Q: In a world in which healthcare and technology seem to be changing so quickly, has education adapted quickly enough?
A: Medical education has certainly made considerable strides in recent years. However, there is a long way to go in order to shift the focus of medical education from information delivery—which is becoming less critical, given the ready access to information that most learners have—to helping learners become effective critical thinkers and life-long learners. Further, in graduate medical education, it is difficult to devote time to learning due to patient care demands. Taking advantage of the teachable moment that exists in every consultation request is a tremendous opportunity to enhance learners’ clinical reasoning skills and enhance workplace-based learning.
Q: What changes would you make to rheumatology education going forward, particularly as the specialty needs to attract more residents?

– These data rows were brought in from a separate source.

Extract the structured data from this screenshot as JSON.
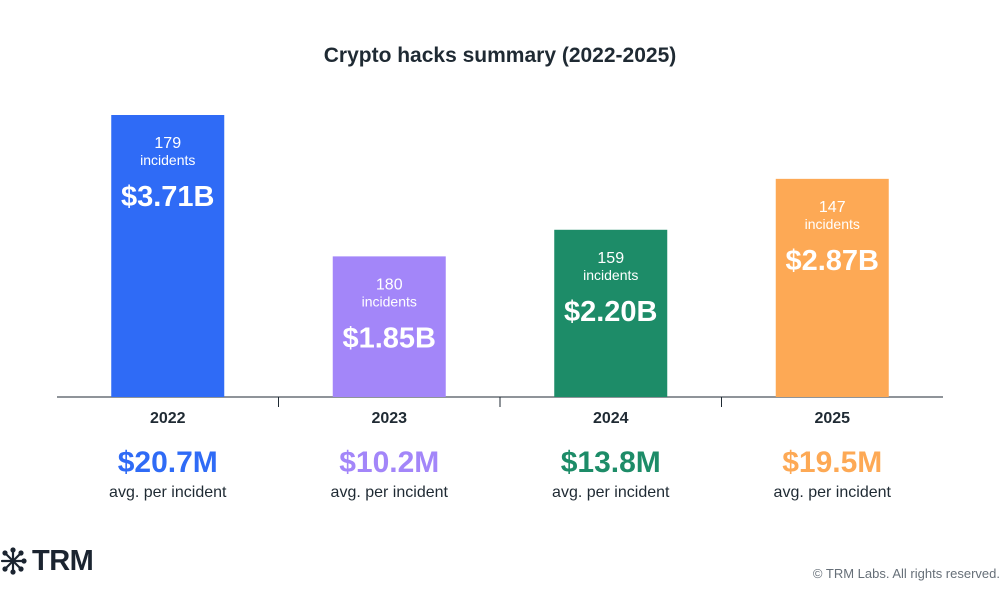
{
  "title": "Crypto hacks summary (2022-2025)",
  "chart_data": {
    "type": "bar",
    "title": "Crypto hacks summary (2022-2025)",
    "categories": [
      "2022",
      "2023",
      "2024",
      "2025"
    ],
    "values": [
      3.71,
      1.85,
      2.2,
      2.87
    ],
    "value_labels": [
      "$3.71B",
      "$1.85B",
      "$2.20B",
      "$2.87B"
    ],
    "incidents": [
      "179",
      "180",
      "159",
      "147"
    ],
    "incidents_label": "incidents",
    "colors": [
      "#2f6bf6",
      "#a386f9",
      "#1d8c68",
      "#fda955"
    ],
    "ylim": [
      0,
      3.71
    ],
    "grid": false,
    "legend": "none",
    "avg_per_incident": [
      "$20.7M",
      "$10.2M",
      "$13.8M",
      "$19.5M"
    ],
    "avg_label": "avg. per incident"
  },
  "branding": {
    "logo_text": "TRM",
    "logo_icon": "network-star-icon",
    "copyright": "© TRM Labs. All rights reserved."
  }
}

A: There are many attractive aspects to our field; however, students and residents often have little exposure to rheumatology and may be further dissuaded from considering the field by their relative lack of clinical skill and knowledge about our specialty in comparison with other subspecialties. Maximizing rheumatology teaching opportunities during medical school and residency is an important component of the effort to attract trainees to rheumatology. Studies have shown that subspecialty fellows have an impact on internal medicine resident career choice.2,3 Fellows have the most opportunity to interact with students and residents during inpatient consultation. Therefore, enhancing fellow teaching skills may make an impact on attracting residents to our specialty. Speaking from personal experience, I began to consider a career in rheumatology in large part because the rheumatology fellows I consulted as an intern were great teachers and did a great job conveying their enthusiasm for the specialty.
Richard Quinn is a freelance writer in New Jersey.
- Miloslavsky EM, Criscione-Schreiber LG, Jonas BL, et al. Fellow as teacher curriculum: Improving rheumatology fellows’ teaching skills during in-patient consultation. Arthritis Care Res (Hoboken). 2016 Jun;68(6):877–881. doi: 10.1002/acr.22733.
- Horn L, Tzanetos K, Thorpe K, et al. Factors associated with the subspecialty choices of internal medicine residents in Canada. BMC Med Educ. 2008 Jun 26;8:37.
- Kolasinski SL, Bass AR, Kane-Wanger GF, et al. Subspecialty choice: Why did you become a rheumatologist? Arthritis Rheum. 2007 Dec 15;57(8):1546–1551.